Liv: “Apparently, one with quite the keen scientific mind…in his stomach!” (ba-dum-bump!)
iZombie Lessons for Kids #2: eating human flesh is empowering AND funny!
Lowell departs, after shrugging off a kiss from Liv, leading to a rambling discourse from the latter:
Liv: “ ‘Awesome sauce’ and a buddy punch? Is it my imagination, or did I just get friend-zoned? Last time we kissed there were sparks. Like, I thought I’d need a welder’s helmet sparks. Did that seem sparky to you? Things were so great with us last week. Buy new underwear great. And now, I just feel like a crazy person, because what if that’s not where we’re at, right? That was mixed signals.”
Ravi: “Can we just talk about you being a zombie? Brain eating. Being undead. These are things you can discuss at length with me. But I can’t give you the girlfriend experience.”
Liv: “I don’t think that means what you think it means.”
Fortunately, Lowell later explains his desire to avoid Liv:
Lowell: “I’m gay. But only until I eat my next brain…My plan is to score some ludicrously straight brain ASAP. I may dig up Wilt Chamberlain.”
Annnd…cue the meet-cute romantic song video montage!
iZombie Lesson for Kids TV Writers #3: Fill your program with faux-Veronica Mars/Buffy the Vampire Slayer-style dialogue (tossing in the occasional reference to The Princess Bride), along with some teen romance clichés, and genre fans will – pardon the expression – eat it up, no matter how seamy the actual content behind the cutesy banter is. Y’know, content like eating human brains.
Genre fans claim to watch programs like The Walking Dead and iZombie for the dramatic plots, the quality of the characterization and dialogue, even the humor. Assuming they’re telling the truth and aren’t just turned on by gore, one has to wonder whether an emphasis on cannibalism, necrophilia, and death is necessary. Seriously, the only way to tell an entertaining story is to talk endlessly about how they EAT SOMEONE ELSE’S BRAIN? REALLY?
It is possible to tell meaningful and entertaining stories without promoting or normalizing cannibalism and torture. Millions of authors have done so for thousands of years. If eating another human being’s brain is the only way an author can think of to advance his or her plot, they are a bad author — sadly lacking in creativity, and utterly, arrogantly unconcerned with the negative impact their work is having on their readers, and on the wider culture.
Genre fans will protest, “Lighten up! It’s just a TV show! It’s not real! They’re just zombies!” But let’s be honest: a society that is entertained by seeing other human beings dismembered (even if they’re “just zombies”) and human body parts eaten by other humans, is a sick society – one that barely deserves the title “civilized.” Such societies are not long for the world, as they are ripe for conquest by others willing to actually do in earnest what the sick society only does for “entertainment”…as the inhabitants of ancient Rome learned to their regret.

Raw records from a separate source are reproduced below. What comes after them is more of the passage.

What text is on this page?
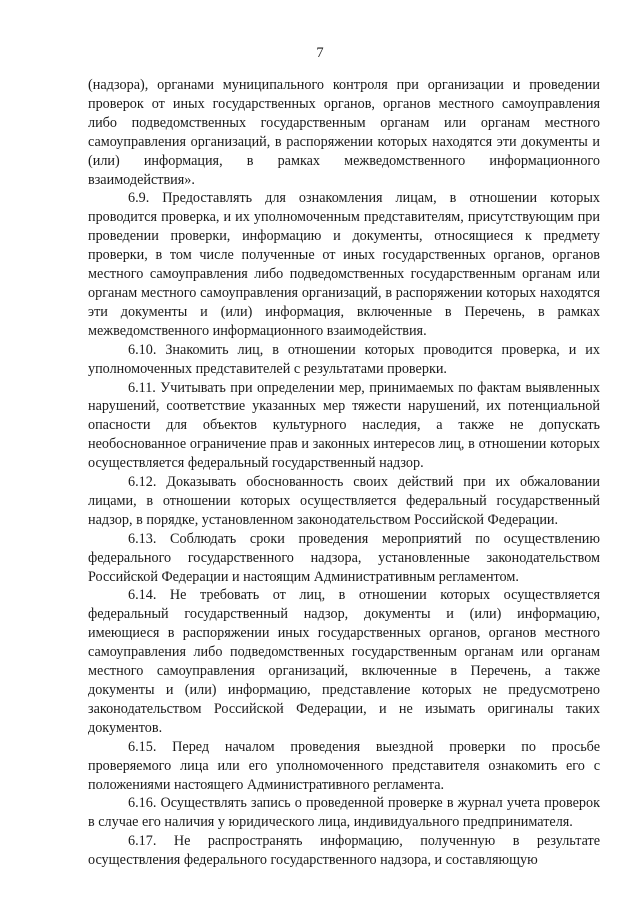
7

(надзора), органами муниципального контроля при организации и проведении проверок от иных государственных органов, органов местного самоуправления либо подведомственных государственным органам или органам местного самоуправления организаций, в распоряжении которых находятся эти документы и (или) информация, в рамках межведомственного информационного взаимодействия».

6.9. Предоставлять для ознакомления лицам, в отношении которых проводится проверка, и их уполномоченным представителям, присутствующим при проведении проверки, информацию и документы, относящиеся к предмету проверки, в том числе полученные от иных государственных органов, органов местного самоуправления либо подведомственных государственным органам или органам местного самоуправления организаций, в распоряжении которых находятся эти документы и (или) информация, включенные в Перечень, в рамках межведомственного информационного взаимодействия.

6.10. Знакомить лиц, в отношении которых проводится проверка, и их уполномоченных представителей с результатами проверки.

6.11. Учитывать при определении мер, принимаемых по фактам выявленных нарушений, соответствие указанных мер тяжести нарушений, их потенциальной опасности для объектов культурного наследия, а также не допускать необоснованное ограничение прав и законных интересов лиц, в отношении которых осуществляется федеральный государственный надзор.

6.12. Доказывать обоснованность своих действий при их обжаловании лицами, в отношении которых осуществляется федеральный государственный надзор, в порядке, установленном законодательством Российской Федерации.

6.13. Соблюдать сроки проведения мероприятий по осуществлению федерального государственного надзора, установленные законодательством Российской Федерации и настоящим Административным регламентом.

6.14. Не требовать от лиц, в отношении которых осуществляется федеральный государственный надзор, документы и (или) информацию, имеющиеся в распоряжении иных государственных органов, органов местного самоуправления либо подведомственных государственным органам или органам местного самоуправления организаций, включенные в Перечень, а также документы и (или) информацию, представление которых не предусмотрено законодательством Российской Федерации, и не изымать оригиналы таких документов.

6.15. Перед началом проведения выездной проверки по просьбе проверяемого лица или его уполномоченного представителя ознакомить его с положениями настоящего Административного регламента.

6.16. Осуществлять запись о проведенной проверке в журнал учета проверок в случае его наличия у юридического лица, индивидуального предпринимателя.

6.17. Не распространять информацию, полученную в результате осуществления федерального государственного надзора, и составляющую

An old expression says, “familiarity breeds contempt.” But this is untrue. In fact, familiarity breeds acceptance. The more programs like iZombie are shown, programs that portray practices like cannibalism as normal and even exciting, the more desensitized to the idea viewers become. And from desensitization follows normalization, and from that follows practice. Because of the popularity and cultural cachet of programs and concepts like that of iZombie, our culture is now at the point where even the sleaziest, most sickening concepts and graphic gore are considered acceptable, everywhere and any time…even in front of children.

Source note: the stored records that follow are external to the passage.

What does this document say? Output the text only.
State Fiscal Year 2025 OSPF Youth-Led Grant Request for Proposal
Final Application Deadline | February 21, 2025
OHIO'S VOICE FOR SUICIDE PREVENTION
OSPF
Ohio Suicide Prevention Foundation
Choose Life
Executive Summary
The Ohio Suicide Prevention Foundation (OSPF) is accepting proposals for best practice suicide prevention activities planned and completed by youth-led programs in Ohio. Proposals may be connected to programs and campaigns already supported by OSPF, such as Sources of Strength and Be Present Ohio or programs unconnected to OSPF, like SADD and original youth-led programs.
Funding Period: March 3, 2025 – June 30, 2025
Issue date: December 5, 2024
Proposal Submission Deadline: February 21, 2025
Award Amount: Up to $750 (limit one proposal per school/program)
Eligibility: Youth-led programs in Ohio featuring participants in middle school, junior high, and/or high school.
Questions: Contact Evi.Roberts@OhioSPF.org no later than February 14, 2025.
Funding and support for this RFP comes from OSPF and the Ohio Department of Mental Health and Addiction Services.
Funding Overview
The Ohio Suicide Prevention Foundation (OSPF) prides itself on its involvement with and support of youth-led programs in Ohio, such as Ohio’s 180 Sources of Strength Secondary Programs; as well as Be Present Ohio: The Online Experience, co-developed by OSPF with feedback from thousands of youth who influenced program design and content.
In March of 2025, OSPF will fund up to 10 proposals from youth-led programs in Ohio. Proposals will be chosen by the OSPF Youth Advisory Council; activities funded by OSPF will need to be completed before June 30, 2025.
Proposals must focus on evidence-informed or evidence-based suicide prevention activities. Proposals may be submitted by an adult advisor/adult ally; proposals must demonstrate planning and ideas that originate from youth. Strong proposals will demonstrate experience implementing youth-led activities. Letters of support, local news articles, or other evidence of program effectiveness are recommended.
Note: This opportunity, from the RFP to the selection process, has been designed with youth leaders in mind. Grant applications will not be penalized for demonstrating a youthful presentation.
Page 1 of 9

Perhaps what is needed is a story in which a salt of the earth hero, wielding a glorious sword, comes in and slays the zombie characters and those who make them, and who restores some semblance of order and sanity to the fantasy genre. Otherwise, the millions of fans who consume “entertainment” like iZombie and The Walking Dead will come to mentally resemble the zombies they so lovingly follow. That is, more than they already do.
For relentlessly sleazy concepts, CW’s iZombie is the Worst TV Show of the Week.